RBI: Covid-19 will widen output gap; GDP to shrink
Gains in May-jun reversed in Jul-aug due to reimposition of curbs
MUMBAI: The impact of the pandemic could cause a structural downshift on India’s potential output, with the gross domestic product (GDP) likely to contract in the second quarter as well, the Reserve Bank of India (RBI) said in its annual report released on Tuesday.
Potential output is essentially defined as what an economy can produce if it were operating at maximum sustainable employment. The central bank, which on previous occasions warned that the country’s GDP is set to contract, at least in the first half of the current year, said, unlike the 2008 financial crisis which was manmade, the recovery this time is likely to be different and path likely more gradual.

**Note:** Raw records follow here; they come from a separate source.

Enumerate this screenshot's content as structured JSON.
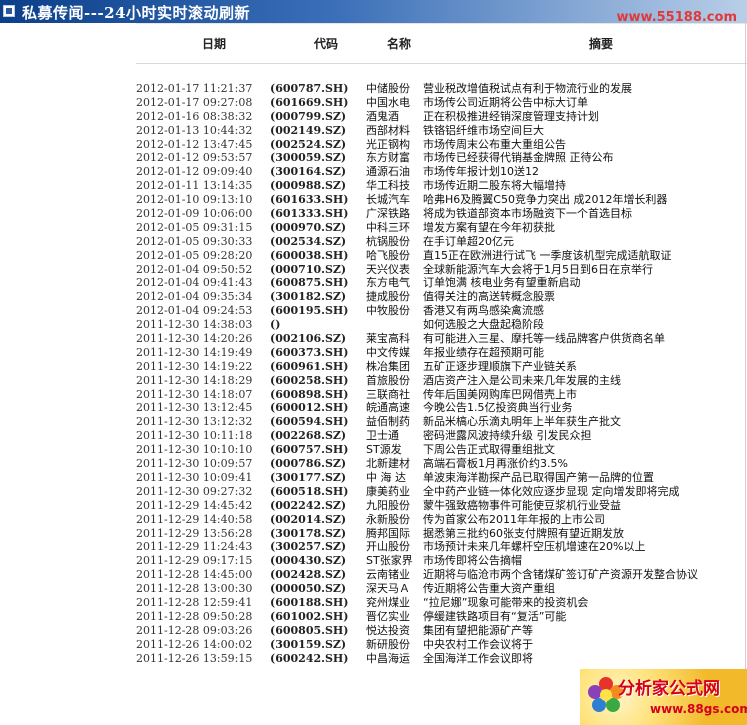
{
  "banner": {
    "title": "私募传闻---24小时实时滚动刷新",
    "site": "www.55188.com"
  },
  "header": {
    "date": "日期",
    "code": "代码",
    "name": "名称",
    "summary": "摘要"
  },
  "ad": {
    "title": "分析家公式网",
    "url": "www.88gs.com"
  },
  "rows": [
    {
      "date": "2012-01-17 11:21:37",
      "code": "(600787.SH)",
      "name": "中储股份",
      "summary": "营业税改增值税试点有利于物流行业的发展"
    },
    {
      "date": "2012-01-17 09:27:08",
      "code": "(601669.SH)",
      "name": "中国水电",
      "summary": "市场传公司近期将公告中标大订单"
    },
    {
      "date": "2012-01-16 08:38:32",
      "code": "(000799.SZ)",
      "name": "酒鬼酒",
      "summary": "正在积极推进经销深度管理支持计划"
    },
    {
      "date": "2012-01-13 10:44:32",
      "code": "(002149.SZ)",
      "name": "西部材料",
      "summary": "铁铬铝纤维市场空间巨大"
    },
    {
      "date": "2012-01-12 13:47:45",
      "code": "(002524.SZ)",
      "name": "光正钢构",
      "summary": "市场传周末公布重大重组公告"
    },
    {
      "date": "2012-01-12 09:53:57",
      "code": "(300059.SZ)",
      "name": "东方财富",
      "summary": "市场传已经获得代销基金牌照 正待公布"
    },
    {
      "date": "2012-01-12 09:09:40",
      "code": "(300164.SZ)",
      "name": "通源石油",
      "summary": "市场传年报计划10送12"
    },
    {
      "date": "2012-01-11 13:14:35",
      "code": "(000988.SZ)",
      "name": "华工科技",
      "summary": "市场传近期二股东将大幅增持"
    },
    {
      "date": "2012-01-10 09:13:10",
      "code": "(601633.SH)",
      "name": "长城汽车",
      "summary": "哈弗H6及腾翼C50竞争力突出 成2012年增长利器"
    },
    {
      "date": "2012-01-09 10:06:00",
      "code": "(601333.SH)",
      "name": "广深铁路",
      "summary": "将成为铁道部资本市场融资下一个首选目标"
    },
    {
      "date": "2012-01-05 09:31:15",
      "code": "(000970.SZ)",
      "name": "中科三环",
      "summary": "增发方案有望在今年初获批"
    },
    {
      "date": "2012-01-05 09:30:33",
      "code": "(002534.SZ)",
      "name": "杭锅股份",
      "summary": "在手订单超20亿元"
    },
    {
      "date": "2012-01-05 09:28:20",
      "code": "(600038.SH)",
      "name": "哈飞股份",
      "summary": "直15正在欧洲进行试飞 一季度该机型完成适航取证"
    },
    {
      "date": "2012-01-04 09:50:52",
      "code": "(000710.SZ)",
      "name": "天兴仪表",
      "summary": "全球新能源汽车大会将于1月5日到6日在京举行"
    },
    {
      "date": "2012-01-04 09:41:43",
      "code": "(600875.SH)",
      "name": "东方电气",
      "summary": "订单饱满 核电业务有望重新启动"
    },
    {
      "date": "2012-01-04 09:35:34",
      "code": "(300182.SZ)",
      "name": "捷成股份",
      "summary": "值得关注的高送转概念股票"
    },
    {
      "date": "2012-01-04 09:24:53",
      "code": "(600195.SH)",
      "name": "中牧股份",
      "summary": "香港又有两鸟感染禽流感"
    },
    {
      "date": "2011-12-30 14:38:03",
      "code": "()",
      "name": "",
      "summary": "如何选股之大盘起稳阶段"
    },
    {
      "date": "2011-12-30 14:20:26",
      "code": "(002106.SZ)",
      "name": "莱宝高科",
      "summary": "有可能进入三星、摩托等一线品牌客户供货商名单"
    },
    {
      "date": "2011-12-30 14:19:49",
      "code": "(600373.SH)",
      "name": "中文传媒",
      "summary": "年报业绩存在超预期可能"
    },
    {
      "date": "2011-12-30 14:19:22",
      "code": "(600961.SH)",
      "name": "株冶集团",
      "summary": "五矿正逐步理顺旗下产业链关系"
    },
    {
      "date": "2011-12-30 14:18:29",
      "code": "(600258.SH)",
      "name": "首旅股份",
      "summary": "酒店资产注入是公司未来几年发展的主线"
    },
    {
      "date": "2011-12-30 14:18:07",
      "code": "(600898.SH)",
      "name": "三联商社",
      "summary": "传年后国美网购库巴网借壳上市"
    },
    {
      "date": "2011-12-30 13:12:45",
      "code": "(600012.SH)",
      "name": "皖通高速",
      "summary": "今晚公告1.5亿投资典当行业务"
    },
    {
      "date": "2011-12-30 13:12:32",
      "code": "(600594.SH)",
      "name": "益佰制药",
      "summary": "新品米槁心乐滴丸明年上半年获生产批文"
    },
    {
      "date": "2011-12-30 10:11:18",
      "code": "(002268.SZ)",
      "name": "卫士通",
      "summary": "密码泄露风波持续升级 引发民众担"
    },
    {
      "date": "2011-12-30 10:10:10",
      "code": "(600757.SH)",
      "name": "ST源发",
      "summary": "下周公告正式取得重组批文"
    },
    {
      "date": "2011-12-30 10:09:57",
      "code": "(000786.SZ)",
      "name": "北新建材",
      "summary": "高端石膏板1月再涨价约3.5%"
    },
    {
      "date": "2011-12-30 10:09:41",
      "code": "(300177.SZ)",
      "name": "中 海 达",
      "summary": "单波束海洋勘探产品已取得国产第一品牌的位置"
    },
    {
      "date": "2011-12-30 09:27:32",
      "code": "(600518.SH)",
      "name": "康美药业",
      "summary": "全中药产业链一体化效应逐步显现 定向增发即将完成"
    },
    {
      "date": "2011-12-29 14:45:42",
      "code": "(002242.SZ)",
      "name": "九阳股份",
      "summary": "蒙牛强致癌物事件可能使豆浆机行业受益"
    },
    {
      "date": "2011-12-29 14:40:58",
      "code": "(002014.SZ)",
      "name": "永新股份",
      "summary": "传为首家公布2011年年报的上市公司"
    },
    {
      "date": "2011-12-29 13:56:28",
      "code": "(300178.SZ)",
      "name": "腾邦国际",
      "summary": "据悉第三批约60张支付牌照有望近期发放"
    },
    {
      "date": "2011-12-29 11:24:43",
      "code": "(300257.SZ)",
      "name": "开山股份",
      "summary": "市场预计未来几年螺杆空压机增速在20%以上"
    },
    {
      "date": "2011-12-29 09:17:15",
      "code": "(000430.SZ)",
      "name": "ST张家界",
      "summary": "市场传即将公告摘帽"
    },
    {
      "date": "2011-12-28 14:45:00",
      "code": "(002428.SZ)",
      "name": "云南锗业",
      "summary": "近期将与临沧市两个含锗煤矿签订矿产资源开发整合协议"
    },
    {
      "date": "2011-12-28 13:00:30",
      "code": "(000050.SZ)",
      "name": "深天马Ａ",
      "summary": "传近期将公告重大资产重组"
    },
    {
      "date": "2011-12-28 12:59:41",
      "code": "(600188.SH)",
      "name": "兖州煤业",
      "summary": "“拉尼娜”现象可能带来的投资机会"
    },
    {
      "date": "2011-12-28 09:50:28",
      "code": "(601002.SH)",
      "name": "晋亿实业",
      "summary": "停缓建铁路项目有“复活”可能"
    },
    {
      "date": "2011-12-28 09:03:26",
      "code": "(600805.SH)",
      "name": "悦达投资",
      "summary": "集团有望把能源矿产等"
    },
    {
      "date": "2011-12-26 14:00:02",
      "code": "(300159.SZ)",
      "name": "新研股份",
      "summary": "中央农村工作会议将于"
    },
    {
      "date": "2011-12-26 13:59:15",
      "code": "(600242.SH)",
      "name": "中昌海运",
      "summary": "全国海洋工作会议即将"
    }
  ]
}
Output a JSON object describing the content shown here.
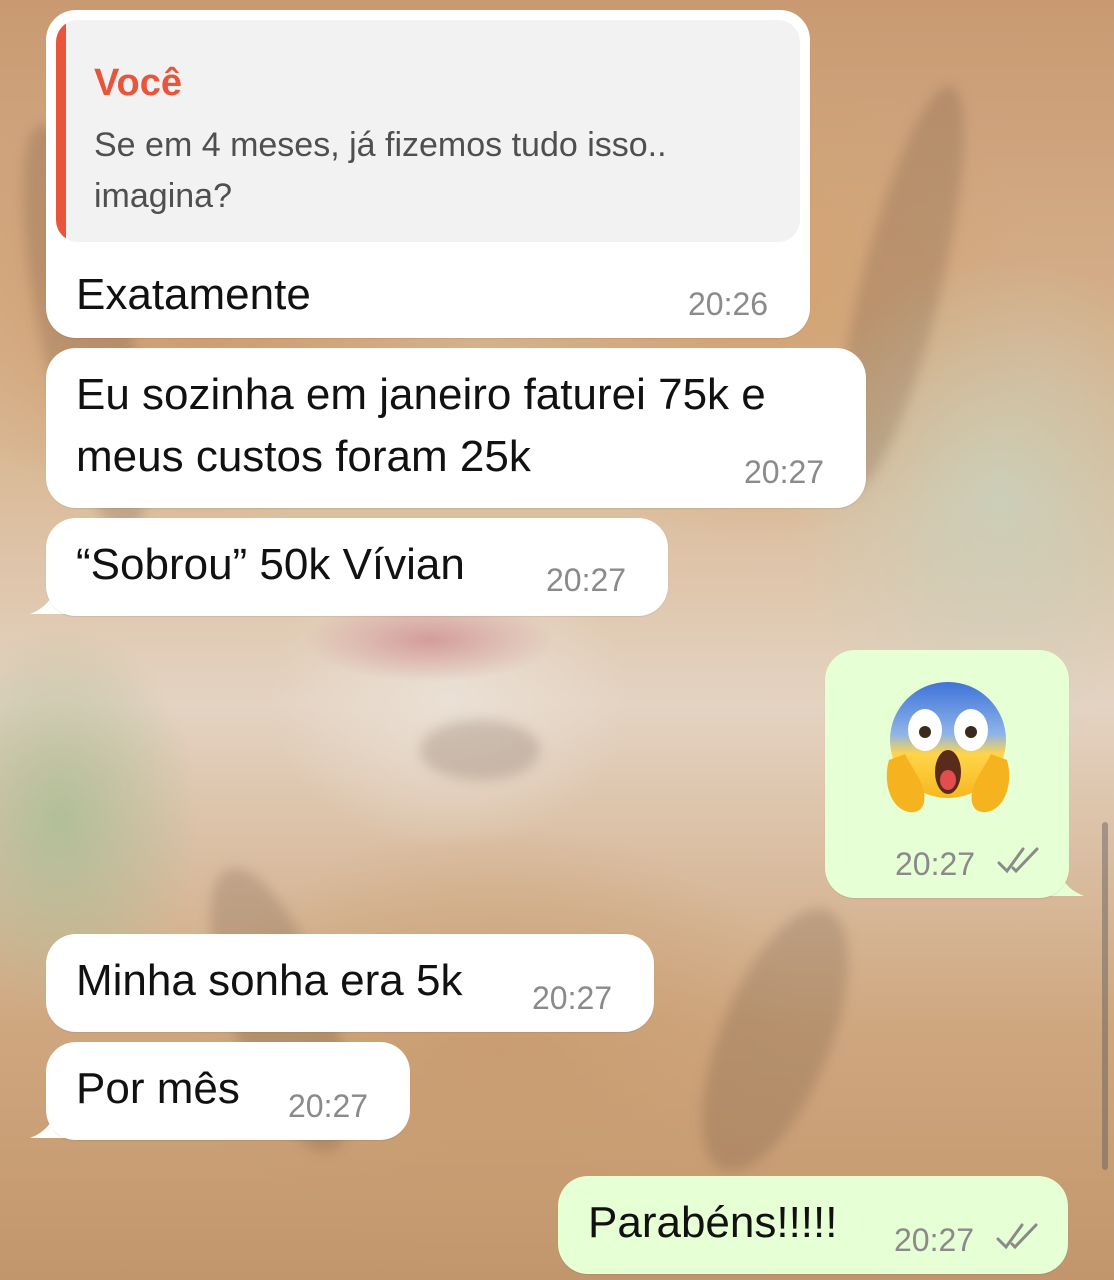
{
  "chat": {
    "messages": [
      {
        "direction": "incoming",
        "quote": {
          "author": "Você",
          "text": "Se em 4 meses, já fizemos tudo isso..\nimagina?"
        },
        "text": "Exatamente",
        "time": "20:26"
      },
      {
        "direction": "incoming",
        "text": "Eu sozinha em janeiro faturei 75k e\nmeus custos foram 25k",
        "time": "20:27"
      },
      {
        "direction": "incoming",
        "text": "“Sobrou” 50k Vívian",
        "time": "20:27"
      },
      {
        "direction": "outgoing",
        "emoji": "face-screaming-in-fear",
        "time": "20:27",
        "status": "read"
      },
      {
        "direction": "incoming",
        "text": "Minha sonha era 5k",
        "time": "20:27"
      },
      {
        "direction": "incoming",
        "text": "Por mês",
        "time": "20:27"
      },
      {
        "direction": "outgoing",
        "text": "Parabéns!!!!!",
        "time": "20:27",
        "status": "read"
      }
    ]
  },
  "colors": {
    "incoming_bubble": "#ffffff",
    "outgoing_bubble": "#e6ffd4",
    "quote_accent": "#e8553a",
    "timestamp": "#8a8a8a"
  }
}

“The global crisis occurred after years of robust growth with macroeconomic stability; by contrast, Covid-19 has hit the economy after consecutive quarters of slowdown,” RBI said. “As the stimulus is unwound in a calibrated and non-disruptive manner in a post-pandemic scenario, deep-seated and wide-ranging structural reforms in factor and product markets, the financial sector, legal architecture, and in international competitiveness would be needed to regain potential output losses and return the economy to a path of strong and sustainable growth with macroeconomic and financial stability,” it said. RBI also noted that the contraction in economic activity is likely to continue into the second quarter. The improvement that was seen in May and June seems to have lost strength in July and August due to reimposition of lockdown restrictions. The annual report also said the pandemic is likely to inflict deep disfigurations on the world economy. The shape of the future is heavily contingent upon the evolving intensity, spread and duration of Covid-19 and the disdoor covery of the elusive vaccine. Post-covid, the overwhelming sense is that the world will not be the same again and a new normal could emerge, it said.
RBI also said government consumption will continue to support current economic demand while private consumption will drive economic recovery when the impact of Covid-19 reduces.
The central bank also said that banks have to abandon the policy of risk aversion that is affecting the flow of credit to the productive sectors of the economy. “Indian banking has to be liberated from the risk aversion that is impeding the flow of credit to the productive sectors of the economy and undermining the role of banks as the principal financial intermediaries in the economy,” it said in the report. The asset quality, capital adequacy and profitability of banks could be affected due to the deterioration in the macroeconomic and financial environment, it said. “Regulatory dispensations that the pandemic has necessitated in terms of the moratorium on loan instalments, deferment of interest payments and restructuring may also have implications for the financial health of banks unless they are closely monitored and judiciously used,” RBI said.